On peut comprendre la signification de la santé mentale et des troubles mentaux en examinant les pensées, les sentiments et les comportements et en les évaluant. Mme. Al-Fadhli mentionne certains signes d’une bonne santé mentale, comme la capacité à faire face au stress et la capacité à avoir des relations sociales saines avec les autres.

Elle poursuit : « On peut identifier une personne atteinte de troubles mentaux à travers un dysfonctionnement dans ses fonctions personnelles, ou lorsqu’elle a des pensées, des sentiments et des comportements perturbateurs pour elle-même et pour les autres, entraînant un déclin de son fonctionnement dans la vie ».

Elle voit que les individus doivent contrôler leurs sentiments et leurs pensées pour avoir un comportement sain et équilibré.

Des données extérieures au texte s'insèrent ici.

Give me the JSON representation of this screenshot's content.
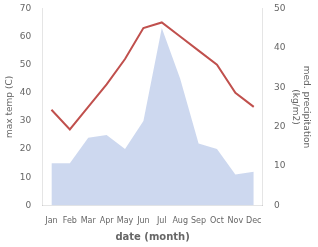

Il y a des éléments essentiels pour atteindre une bonne santé mentale, notamment un corps sain, un environnement familial chaleureux, ainsi qu’une éducation et une formation adaptées à la culture, à la civilisation, aux croyances et aux valeurs de la société.

De son côté, Ghanem affirme que par le passé, une grande partie des familles n’acceptaient pas le concept de maladie mentale, et ce manque d’acceptation persiste, mais est actuellement confronté à un éveil et une prise de conscience de ces concepts. Elle ajoute : « Nous travaillons toujours à rectifier les perceptions à travers la sensibilisation, les messages communautaires, les activités de soutien psychologique pour les enfants et les adultes, la création d’espaces sûrs et d’autres activités et programmes qui aident sur le plan psychologique ».

Il est important de changer la perception de la société envers la santé mentale et de sensibiliser davantage à l’importance de la thérapie psychologique. Il faut également fournir davantage de services de santé mentale à travers le Yémen afin de s’assurer que tous les patients reçoivent les soins dont ils ont besoin. La santé mentale est une responsabilité individuelle et collective, et il faut unir les efforts pour la réaliser et sensibiliser à son importance dans les différentes régions du Yémen.